Pablo Neruda

1904–1973

Horses

From the window I saw the horses.

I was in Berlin, in winter. The light


was without light, the sky skyless.

The air white like a moistened loaf.

From my window, I could see a deserted arena,


a circle bitten out by the teeth of winter.

All at once, led out by a single man,

ten horses were stepping, stepping into the snow.

Scarcely had they rippled into existence


like flame, than they filled the whole world of my eyes,

empty till now. Faultless, flaming,

they stepped like ten gods on broad, clean hoofs,


their manes recalling a dream of salt spray.

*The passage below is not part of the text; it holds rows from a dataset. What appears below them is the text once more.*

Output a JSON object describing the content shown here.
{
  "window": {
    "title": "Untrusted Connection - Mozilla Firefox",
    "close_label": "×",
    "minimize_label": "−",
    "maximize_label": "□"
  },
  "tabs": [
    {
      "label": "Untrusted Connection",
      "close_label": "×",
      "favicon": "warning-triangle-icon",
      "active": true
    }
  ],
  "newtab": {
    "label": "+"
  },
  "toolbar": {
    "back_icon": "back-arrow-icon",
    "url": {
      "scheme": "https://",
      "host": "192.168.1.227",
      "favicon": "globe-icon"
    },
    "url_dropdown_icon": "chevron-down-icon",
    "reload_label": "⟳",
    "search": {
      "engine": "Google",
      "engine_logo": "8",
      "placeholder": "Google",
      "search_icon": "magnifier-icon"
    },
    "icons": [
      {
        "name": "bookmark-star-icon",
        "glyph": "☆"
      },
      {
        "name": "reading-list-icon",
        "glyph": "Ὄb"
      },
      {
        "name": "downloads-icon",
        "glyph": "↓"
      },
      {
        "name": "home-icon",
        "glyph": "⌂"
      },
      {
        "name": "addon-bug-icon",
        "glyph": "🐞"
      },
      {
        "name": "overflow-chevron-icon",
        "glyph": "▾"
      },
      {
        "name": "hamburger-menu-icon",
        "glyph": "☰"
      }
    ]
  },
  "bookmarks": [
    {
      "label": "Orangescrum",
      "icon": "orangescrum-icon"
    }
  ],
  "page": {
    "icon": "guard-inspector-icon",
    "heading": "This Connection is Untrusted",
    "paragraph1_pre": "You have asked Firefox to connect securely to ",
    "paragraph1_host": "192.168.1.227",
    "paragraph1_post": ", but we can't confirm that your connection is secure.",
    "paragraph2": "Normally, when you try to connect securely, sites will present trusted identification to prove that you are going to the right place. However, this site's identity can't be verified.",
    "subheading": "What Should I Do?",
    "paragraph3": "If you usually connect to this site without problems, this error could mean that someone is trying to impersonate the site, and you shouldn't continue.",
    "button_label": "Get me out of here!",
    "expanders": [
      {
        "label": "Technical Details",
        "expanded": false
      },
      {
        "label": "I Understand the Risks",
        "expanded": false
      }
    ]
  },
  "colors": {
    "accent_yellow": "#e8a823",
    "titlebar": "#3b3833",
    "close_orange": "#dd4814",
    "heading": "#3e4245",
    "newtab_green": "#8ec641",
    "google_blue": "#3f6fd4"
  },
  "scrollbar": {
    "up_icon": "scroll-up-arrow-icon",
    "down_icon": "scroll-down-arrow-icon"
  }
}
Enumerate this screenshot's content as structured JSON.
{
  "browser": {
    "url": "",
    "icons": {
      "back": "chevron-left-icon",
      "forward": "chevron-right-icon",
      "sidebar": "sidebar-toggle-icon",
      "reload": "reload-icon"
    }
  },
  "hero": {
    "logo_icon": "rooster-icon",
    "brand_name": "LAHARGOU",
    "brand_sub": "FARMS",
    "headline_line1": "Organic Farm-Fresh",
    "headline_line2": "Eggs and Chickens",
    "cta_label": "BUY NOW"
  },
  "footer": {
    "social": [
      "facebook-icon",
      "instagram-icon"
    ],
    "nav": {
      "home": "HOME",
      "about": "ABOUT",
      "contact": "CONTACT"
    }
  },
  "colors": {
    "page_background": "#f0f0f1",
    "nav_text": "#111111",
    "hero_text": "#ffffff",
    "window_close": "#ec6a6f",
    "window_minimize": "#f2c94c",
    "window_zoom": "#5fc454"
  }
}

Their rumps were globes, were oranges.

Their color was amber and honey, was on fire.

Their necks were towers

carved from the stone of pride,


and in their furious eyes, sheer energy


showed itself, a prisoner inside them.

And there, in the silence, at the mid-point of the day,

in a dirty, disgruntled winter,


the horses’ intense presence was blood,


was rhythm, was the beckoning light of all being.

I saw, I saw, and seeing, I came to life.


There was the unwitting fountain, the dance of gold, the sky,


the fire that sprang to life in beautiful things.

I have obliterated that gloomy Berlin winter.

I shall not forget the light from those horses.

Translated from the Spanish by Alastair Reid.